Symé­tri­que­ment l’ampleur de la résis­tance anti­fran­quiste doit beau­coup aux fac­teurs géo­gra­phiques-his­to­riques : dis­per­sion péri­phé­rique des zones vitales en com­mu­nau­tés très indi­vi­dua­li­sés et cen­tri­fuges : Pays Basque et Astu­ries, Cata­logne et levant. À ce moment a joué for­te­ment la ten­dance natu­relle à la décen­tra­li­sa­tion, à l’autonomie, a l’auto-gestion des régions, mais aus­si des villes, des corps de métier, des vil­lages pay­sans. Com­ment par­ler de révo­lu­tion en Espagne sans la relier aux efforts des « Muni­ci­pios Libres » (Muni­cipes libres), des « Com­mu­ne­ros » (Com­mu­neux), des « Ger­ma­nias » (Fra­ter­ni­tés), des « Remen­sas » (Remue­ments) pour affir­mer au cours des siècles leurs droits, leurs « fue­ros ». Rocker dans « Natio­na­lisme et Culture » (Cha­pitre VI) signale que le syn­di­ca­lisme espa­gnol remonte au moins à l’époque mau­resque. Même les mots d’ordre les plus révo­lu­tion­naires au XXe siècle comme la col­lec­ti­vi­sa­tion des terres avaient en Espagne des racines pro­fondes. Un Joa­quin Cos­ta pou­vait dès le fin du XIXe siècle dans un volu­mi­neux ouvrage étu­dier « Le Col­lec­ti­visme agraire en Espagne » et son expé­rience mil­lé­naire tou­jours renouvelée.

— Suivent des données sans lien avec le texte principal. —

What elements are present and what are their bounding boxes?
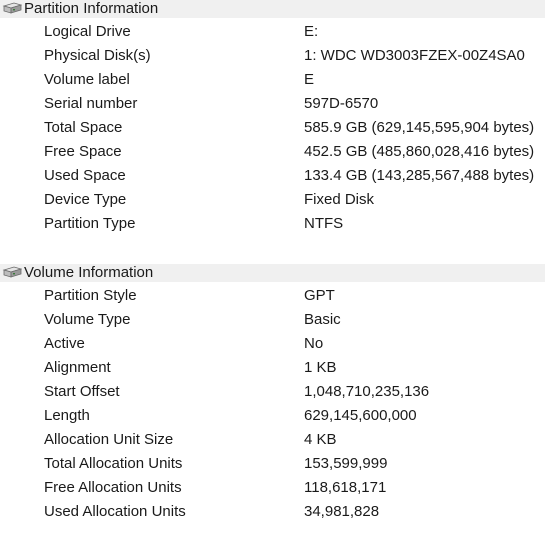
property-label: Used Allocation Units (44, 503, 186, 520)
property-value: 597D-6570 (304, 95, 379, 112)
property-row[interactable]: Partition Style GPT (0, 284, 545, 308)
property-label: Partition Type (44, 215, 136, 232)
drive-icon (2, 266, 23, 280)
property-row[interactable]: Total Allocation Units 153,599,999 (0, 452, 545, 476)
property-row[interactable]: Free Allocation Units 118,618,171 (0, 476, 545, 500)
property-value: E (304, 71, 315, 88)
property-row[interactable]: Length 629,145,600,000 (0, 404, 545, 428)
property-value: NTFS (304, 215, 344, 232)
property-label: Allocation Unit Size (44, 431, 174, 448)
drive-icon (2, 2, 23, 16)
section-title: Volume Information (24, 264, 154, 281)
property-value: 4 KB (304, 431, 337, 448)
property-row[interactable]: Device Type Fixed Disk (0, 188, 545, 212)
property-label: Total Space (44, 119, 123, 136)
property-row[interactable]: Physical Disk(s) 1: WDC WD3003FZEX-00Z4S… (0, 44, 545, 68)
property-label: Start Offset (44, 383, 120, 400)
volume-rows: Partition Style GPT Volume Type Basic Ac… (0, 282, 545, 524)
property-value: GPT (304, 287, 335, 304)
partition-information-section: Partition Information Logical Drive E: P… (0, 0, 545, 236)
property-label: Free Allocation Units (44, 479, 182, 496)
property-label: Total Allocation Units (44, 455, 183, 472)
property-value: 34,981,828 (304, 503, 380, 520)
property-row[interactable]: Partition Type NTFS (0, 212, 545, 236)
property-value: 1: WDC WD3003FZEX-00Z4SA0 (304, 47, 525, 64)
property-row[interactable]: Serial number 597D-6570 (0, 92, 545, 116)
property-value: 629,145,600,000 (304, 407, 417, 424)
property-row[interactable]: Volume Type Basic (0, 308, 545, 332)
property-row[interactable]: Free Space 452.5 GB (485,860,028,416 byt… (0, 140, 545, 164)
property-value: 452.5 GB (485,860,028,416 bytes) (304, 143, 535, 160)
property-label: Alignment (44, 359, 111, 376)
property-value: 1 KB (304, 359, 337, 376)
property-label: Volume label (44, 71, 130, 88)
property-value: 1,048,710,235,136 (304, 383, 430, 400)
property-value: E: (304, 23, 319, 40)
property-label: Active (44, 335, 85, 352)
property-row[interactable]: Used Allocation Units 34,981,828 (0, 500, 545, 524)
property-label: Logical Drive (44, 23, 131, 40)
property-value: 133.4 GB (143,285,567,488 bytes) (304, 167, 535, 184)
property-label: Serial number (44, 95, 138, 112)
section-title: Partition Information (24, 0, 159, 17)
property-value: 585.9 GB (629,145,595,904 bytes) (304, 119, 535, 136)
partition-rows: Logical Drive E: Physical Disk(s) 1: WDC… (0, 18, 545, 236)
volume-information-section: Volume Information Partition Style GPT V… (0, 264, 545, 524)
property-label: Device Type (44, 191, 127, 208)
volume-information-header[interactable]: Volume Information (0, 264, 545, 282)
property-row[interactable]: Volume label E (0, 68, 545, 92)
property-row[interactable]: Allocation Unit Size 4 KB (0, 428, 545, 452)
property-label: Free Space (44, 143, 122, 160)
property-label: Physical Disk(s) (44, 47, 151, 64)
property-value: 153,599,999 (304, 455, 388, 472)
property-label: Partition Style (44, 287, 137, 304)
property-row[interactable]: Logical Drive E: (0, 20, 545, 44)
property-value: Fixed Disk (304, 191, 375, 208)
property-label: Length (44, 407, 90, 424)
property-value: No (304, 335, 324, 352)
property-value: 118,618,171 (304, 479, 387, 496)
property-row[interactable]: Start Offset 1,048,710,235,136 (0, 380, 545, 404)
property-label: Volume Type (44, 311, 131, 328)
property-row[interactable]: Active No (0, 332, 545, 356)
property-row[interactable]: Alignment 1 KB (0, 356, 545, 380)
property-row[interactable]: Used Space 133.4 GB (143,285,567,488 byt… (0, 164, 545, 188)
property-label: Used Space (44, 167, 126, 184)
property-value: Basic (304, 311, 341, 328)
property-row[interactable]: Total Space 585.9 GB (629,145,595,904 by… (0, 116, 545, 140)
partition-information-header[interactable]: Partition Information (0, 0, 545, 18)
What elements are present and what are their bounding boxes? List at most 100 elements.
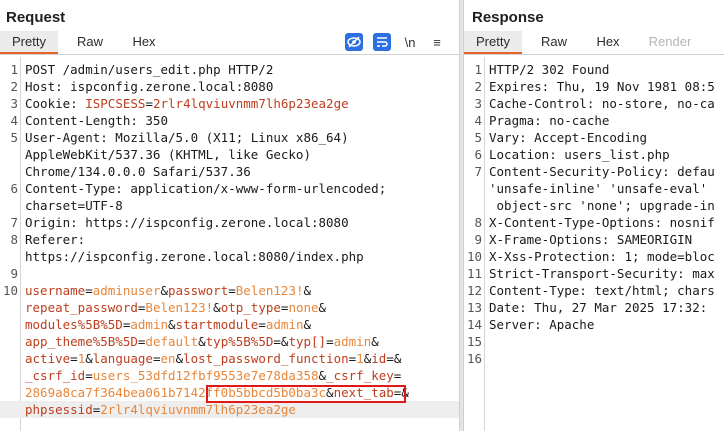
response-tab-raw[interactable]: Raw [530, 31, 578, 53]
menu-icon[interactable]: ≡ [428, 33, 446, 51]
request-line: 8 Referer: [0, 231, 459, 248]
token: & [168, 317, 176, 332]
token: = [326, 334, 334, 349]
token: app_theme%5B%5D [25, 334, 138, 349]
token: = [393, 368, 402, 383]
line-text: https://ispconfig.zerone.local:8080/inde… [25, 248, 364, 265]
highlight-box [206, 385, 406, 403]
request-line: 5 User-Agent: Mozilla/5.0 (X11; Linux x86… [0, 129, 459, 146]
request-tab-hex[interactable]: Hex [120, 31, 168, 53]
token: = [152, 351, 161, 366]
response-pane: Response Pretty Raw Hex Render 1 HTTP/2 3… [464, 0, 724, 431]
line-text: object-src 'none'; upgrade-in [489, 197, 715, 214]
response-line: 15 [464, 333, 724, 350]
line-text: _csrf_id=users_53dfd12fbf9553e7e78da358&… [25, 367, 401, 384]
request-tab-pretty[interactable]: Pretty [0, 31, 58, 54]
response-title: Response [472, 9, 544, 26]
request-line: 4 Content-Length: 350 [0, 112, 459, 129]
line-text: Referer: [25, 231, 85, 248]
response-line: object-src 'none'; upgrade-in [464, 197, 724, 214]
line-text: User-Agent: Mozilla/5.0 (X11; Linux x86_… [25, 129, 349, 146]
line-text: Content-Security-Policy: defau [489, 163, 715, 180]
line-text: Server: Apache [489, 316, 594, 333]
line-number: 3 [10, 96, 18, 111]
line-text: Expires: Thu, 19 Nov 1981 08:5 [489, 78, 715, 95]
token: X-Xss-Protection: 1; mode=bloc [489, 249, 715, 264]
request-line: Chrome/134.0.0.0 Safari/537.36 [0, 163, 459, 180]
line-text: Content-Type: text/html; chars [489, 282, 715, 299]
token: POST /admin/users_edit.php HTTP/2 [25, 62, 274, 77]
token: otp_type [220, 300, 281, 315]
request-line: 2 Host: ispconfig.zerone.local:8080 [0, 78, 459, 95]
token: = [85, 283, 93, 298]
token: & [303, 317, 312, 332]
request-tab-raw[interactable]: Raw [66, 31, 114, 53]
line-number: 3 [474, 96, 482, 111]
line-text: repeat_password=Belen123!&otp_type=none& [25, 299, 326, 316]
token: AppleWebKit/537.36 (KHTML, like Gecko) [25, 147, 311, 162]
token: Date: Thu, 27 Mar 2025 17:32: [489, 300, 708, 315]
token: Location: users_list.php [489, 147, 670, 162]
request-line: phpsessid=2rlr4lqviuvnmm7lh6p23ea2ge [0, 401, 459, 418]
token: Host: ispconfig.zerone.local:8080 [25, 79, 274, 94]
response-line: 7 Content-Security-Policy: defau [464, 163, 724, 180]
token: repeat_password [25, 300, 138, 315]
token: & [175, 351, 184, 366]
token: Origin: https://ispconfig.zerone.local:8… [25, 215, 349, 230]
token: = [85, 368, 93, 383]
token: HTTP/2 302 Found [489, 62, 610, 77]
token: Pragma: no-cache [489, 113, 610, 128]
request-line: 3 Cookie: ISPCSESS=2rlr4lqviuvnmm7lh6p23e… [0, 95, 459, 112]
request-editor[interactable]: 1 POST /admin/users_edit.php HTTP/2 2 Host:… [0, 57, 459, 431]
line-number: 2 [10, 79, 18, 94]
token: = [145, 96, 153, 111]
response-line: 11 Strict-Transport-Security: max [464, 265, 724, 282]
line-text: 'unsafe-inline' 'unsafe-eval' [489, 180, 707, 197]
line-text: Location: users_list.php [489, 146, 670, 163]
hide-eye-icon[interactable] [345, 33, 363, 51]
line-number: 9 [10, 266, 18, 281]
line-number: 5 [10, 130, 18, 145]
response-tab-render[interactable]: Render [642, 31, 698, 53]
token: Cache-Control: no-store, no-ca [489, 96, 715, 111]
request-line: 9 [0, 265, 459, 282]
line-number: 15 [466, 334, 482, 349]
response-line: 8 X-Content-Type-Options: nosnif [464, 214, 724, 231]
line-text: Date: Thu, 27 Mar 2025 17:32: [489, 299, 707, 316]
token: id [371, 351, 387, 366]
token: lost_password_function [183, 351, 349, 366]
line-text: Origin: https://ispconfig.zerone.local:8… [25, 214, 349, 231]
token: Strict-Transport-Security: max [489, 266, 715, 281]
token: typ[] [288, 334, 327, 349]
token: phpsessid [25, 402, 93, 417]
token: & [213, 300, 221, 315]
response-tab-bar: Pretty Raw Hex Render [464, 31, 724, 55]
token: User-Agent: Mozilla/5.0 (X11; Linux x86_… [25, 130, 349, 145]
token: active [25, 351, 71, 366]
response-tab-pretty[interactable]: Pretty [464, 31, 522, 54]
line-text: Vary: Accept-Encoding [489, 129, 647, 146]
response-line: 1 HTTP/2 302 Found [464, 61, 724, 78]
request-line: repeat_password=Belen123!&otp_type=none& [0, 299, 459, 316]
response-line: 6 Location: users_list.php [464, 146, 724, 163]
token: X-Content-Type-Options: nosnif [489, 215, 715, 230]
token: & [85, 351, 93, 366]
request-line: charset=UTF-8 [0, 197, 459, 214]
line-text: Content-Type: application/x-www-form-url… [25, 180, 386, 197]
request-title: Request [6, 9, 66, 26]
response-tab-hex[interactable]: Hex [584, 31, 632, 53]
line-text: app_theme%5B%5D=default&typ%5B%5D=&typ[]… [25, 333, 379, 350]
token: Chrome/134.0.0.0 Safari/537.36 [25, 164, 251, 179]
wrap-lines-icon[interactable] [373, 33, 391, 51]
token: Content-Security-Policy: defau [489, 164, 715, 179]
request-line: 1 POST /admin/users_edit.php HTTP/2 [0, 61, 459, 78]
line-text: X-Xss-Protection: 1; mode=bloc [489, 248, 715, 265]
response-editor[interactable]: 1 HTTP/2 302 Found 2 Expires: Thu, 19 Nov 1… [464, 57, 724, 431]
newline-toggle-button[interactable]: \n [401, 33, 419, 51]
line-text: X-Frame-Options: SAMEORIGIN [489, 231, 692, 248]
token: Content-Length: 350 [25, 113, 168, 128]
token: admin [265, 317, 304, 332]
token: 2rlr4lqviuvnmm7lh6p23ea2ge [152, 96, 349, 111]
request-line: active=1&language=en&lost_password_funct… [0, 350, 459, 367]
token: startmodule [175, 317, 259, 332]
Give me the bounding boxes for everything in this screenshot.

En conclu­sion pour para­phra­ser Atchen­ko nous ne pou­vons qu’exprimer le vœu que tout ouvrage exhaus­tif sur la dévo­lu­tion espa­gnol soit arti­cu­lé en trois par­ties ain­si définies :

  1. Géo­gra­phie et his­toire de l’Espagne : la tra­di­tion libertaire
  2. L’Anarchisme et son influence en Espagne : l’Internationale, l’Alliance et le C.N.T.-F.A.I.
  3. La Révo­lu­tion espa­gnole 1936 et ses réa­li­sa­tions : col­lec­ti­vi­sa­tions agraires et industrielles.